Robust Scaler Transform¶
RobustScaler removes the median and scales the data according to the quantile range
Type¶
ml-predict
Class¶
fire.nodes.etl.NodeRobustScalerTransform
Fields¶
Details¶
Robust Scaler Transform Node Details¶
The Robust Scaler Transform Node is used to remove the median and scales the data according to the quantile range. It takes in an input DataFrame and transforms it to another DataFrame. It also takes in a fit model as input, which is typically the output of a previous Robust Scaler Estimator Node.

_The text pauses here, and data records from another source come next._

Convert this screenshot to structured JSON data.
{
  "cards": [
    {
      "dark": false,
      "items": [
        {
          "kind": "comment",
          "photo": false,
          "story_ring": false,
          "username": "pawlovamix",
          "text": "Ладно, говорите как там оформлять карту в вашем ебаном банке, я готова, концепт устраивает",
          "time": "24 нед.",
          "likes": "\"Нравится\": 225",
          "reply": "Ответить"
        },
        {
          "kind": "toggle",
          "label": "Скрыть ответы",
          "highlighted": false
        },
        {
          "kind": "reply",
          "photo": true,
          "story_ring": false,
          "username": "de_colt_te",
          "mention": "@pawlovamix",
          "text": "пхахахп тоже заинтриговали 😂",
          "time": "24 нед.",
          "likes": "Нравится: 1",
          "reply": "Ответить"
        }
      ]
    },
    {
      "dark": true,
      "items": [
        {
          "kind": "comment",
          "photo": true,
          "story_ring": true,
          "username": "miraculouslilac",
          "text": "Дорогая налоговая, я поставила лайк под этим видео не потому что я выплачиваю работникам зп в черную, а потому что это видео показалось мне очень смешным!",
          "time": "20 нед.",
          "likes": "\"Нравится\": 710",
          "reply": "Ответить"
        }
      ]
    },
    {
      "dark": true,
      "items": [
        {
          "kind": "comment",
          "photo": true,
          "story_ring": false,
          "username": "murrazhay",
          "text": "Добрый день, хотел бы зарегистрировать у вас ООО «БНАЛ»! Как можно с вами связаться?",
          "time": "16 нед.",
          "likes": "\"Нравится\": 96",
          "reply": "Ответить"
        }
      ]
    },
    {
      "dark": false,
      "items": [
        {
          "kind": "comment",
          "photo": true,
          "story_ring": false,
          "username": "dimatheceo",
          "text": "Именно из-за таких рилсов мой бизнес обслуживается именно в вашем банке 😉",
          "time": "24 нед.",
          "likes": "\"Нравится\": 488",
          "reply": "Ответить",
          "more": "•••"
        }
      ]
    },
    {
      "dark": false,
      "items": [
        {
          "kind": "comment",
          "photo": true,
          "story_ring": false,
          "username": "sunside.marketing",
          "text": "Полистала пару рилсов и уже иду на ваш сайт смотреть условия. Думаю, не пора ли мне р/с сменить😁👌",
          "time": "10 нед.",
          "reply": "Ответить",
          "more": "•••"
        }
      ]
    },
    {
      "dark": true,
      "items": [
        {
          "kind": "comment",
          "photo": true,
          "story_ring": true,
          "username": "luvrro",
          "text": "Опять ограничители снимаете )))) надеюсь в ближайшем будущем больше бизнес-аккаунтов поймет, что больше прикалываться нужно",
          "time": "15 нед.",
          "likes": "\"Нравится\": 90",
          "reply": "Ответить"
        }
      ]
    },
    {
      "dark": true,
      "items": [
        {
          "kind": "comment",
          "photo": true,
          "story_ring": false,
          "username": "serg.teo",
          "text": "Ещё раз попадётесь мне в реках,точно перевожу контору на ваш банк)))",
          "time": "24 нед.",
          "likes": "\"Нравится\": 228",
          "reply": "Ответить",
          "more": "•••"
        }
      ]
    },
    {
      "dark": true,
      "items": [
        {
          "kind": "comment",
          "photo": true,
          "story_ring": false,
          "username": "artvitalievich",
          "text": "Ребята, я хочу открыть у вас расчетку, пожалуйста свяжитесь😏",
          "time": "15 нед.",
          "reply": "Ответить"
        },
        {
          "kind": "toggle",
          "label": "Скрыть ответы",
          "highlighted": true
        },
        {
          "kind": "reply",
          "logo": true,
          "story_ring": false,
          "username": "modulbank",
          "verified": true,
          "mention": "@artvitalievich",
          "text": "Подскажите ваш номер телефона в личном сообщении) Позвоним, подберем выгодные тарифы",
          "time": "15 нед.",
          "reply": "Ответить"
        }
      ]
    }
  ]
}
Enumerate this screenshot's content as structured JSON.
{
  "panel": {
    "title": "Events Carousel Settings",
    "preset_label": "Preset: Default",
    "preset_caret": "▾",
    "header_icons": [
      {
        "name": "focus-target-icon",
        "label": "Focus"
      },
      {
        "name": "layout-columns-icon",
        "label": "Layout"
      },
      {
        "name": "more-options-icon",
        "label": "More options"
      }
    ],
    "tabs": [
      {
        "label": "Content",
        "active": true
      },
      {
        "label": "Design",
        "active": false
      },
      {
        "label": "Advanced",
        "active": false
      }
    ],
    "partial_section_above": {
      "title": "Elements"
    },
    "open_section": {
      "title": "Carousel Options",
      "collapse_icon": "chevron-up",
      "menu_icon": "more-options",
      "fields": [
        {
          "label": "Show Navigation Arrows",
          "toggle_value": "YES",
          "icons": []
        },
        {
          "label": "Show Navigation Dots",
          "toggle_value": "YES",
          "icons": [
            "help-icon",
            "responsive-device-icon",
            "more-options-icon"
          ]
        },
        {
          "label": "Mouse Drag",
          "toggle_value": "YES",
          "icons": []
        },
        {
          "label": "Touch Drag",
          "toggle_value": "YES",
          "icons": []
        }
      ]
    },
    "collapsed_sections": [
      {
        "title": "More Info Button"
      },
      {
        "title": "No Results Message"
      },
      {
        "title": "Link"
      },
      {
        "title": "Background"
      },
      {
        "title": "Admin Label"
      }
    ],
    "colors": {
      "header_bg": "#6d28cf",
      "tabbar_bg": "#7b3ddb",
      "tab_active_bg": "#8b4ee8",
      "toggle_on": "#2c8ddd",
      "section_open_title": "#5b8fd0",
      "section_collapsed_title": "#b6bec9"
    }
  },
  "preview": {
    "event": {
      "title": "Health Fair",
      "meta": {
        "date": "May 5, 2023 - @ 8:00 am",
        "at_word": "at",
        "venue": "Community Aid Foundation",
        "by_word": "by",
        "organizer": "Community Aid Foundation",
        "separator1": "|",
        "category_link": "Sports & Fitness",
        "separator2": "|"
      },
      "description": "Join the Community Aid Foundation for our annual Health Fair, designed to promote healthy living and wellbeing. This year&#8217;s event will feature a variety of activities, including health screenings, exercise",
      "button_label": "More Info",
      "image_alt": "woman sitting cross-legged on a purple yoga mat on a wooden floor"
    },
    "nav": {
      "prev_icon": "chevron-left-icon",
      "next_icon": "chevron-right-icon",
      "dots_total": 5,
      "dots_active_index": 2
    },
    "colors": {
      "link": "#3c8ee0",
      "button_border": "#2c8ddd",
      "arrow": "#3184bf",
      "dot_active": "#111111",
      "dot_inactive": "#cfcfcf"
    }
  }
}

The transformed DataFrame contains a new column with the scaled data according to the quantile range.
Input Parameters¶
FIT MODEL : The output of a previous Robust Scaler Estimator Node, which contains the information about the quantile range for the scaling.
Examples¶
Robust Scaler Transform Node Example¶
Consider the following example, where we have a DataFrame with a column ‘income’ containing continuous values. We use a Robust Scaler Estimator Node to specify the quantile range for the scaling, creating a fit model. Then, we use the Robust Scaler Transform Node to scale the ‘income’ column using the fit model.
Input DataFrame:
id income
1 50000
2 75000
3 100000
4 125000
Output
id income income_scaled
1 50000 -1.0
2 75000 -0.5
3 100000 0.0
4 125000 0.5
In this example, the input column is ‘income’ and the output column is ‘income_scaled’. The fit model is created using the Robust Scaler Estimator Node. The Robust Scaler Transform Node uses this fit model to scale the ‘income’ column, creating a new column ‘income_scaled’ with the scaled data.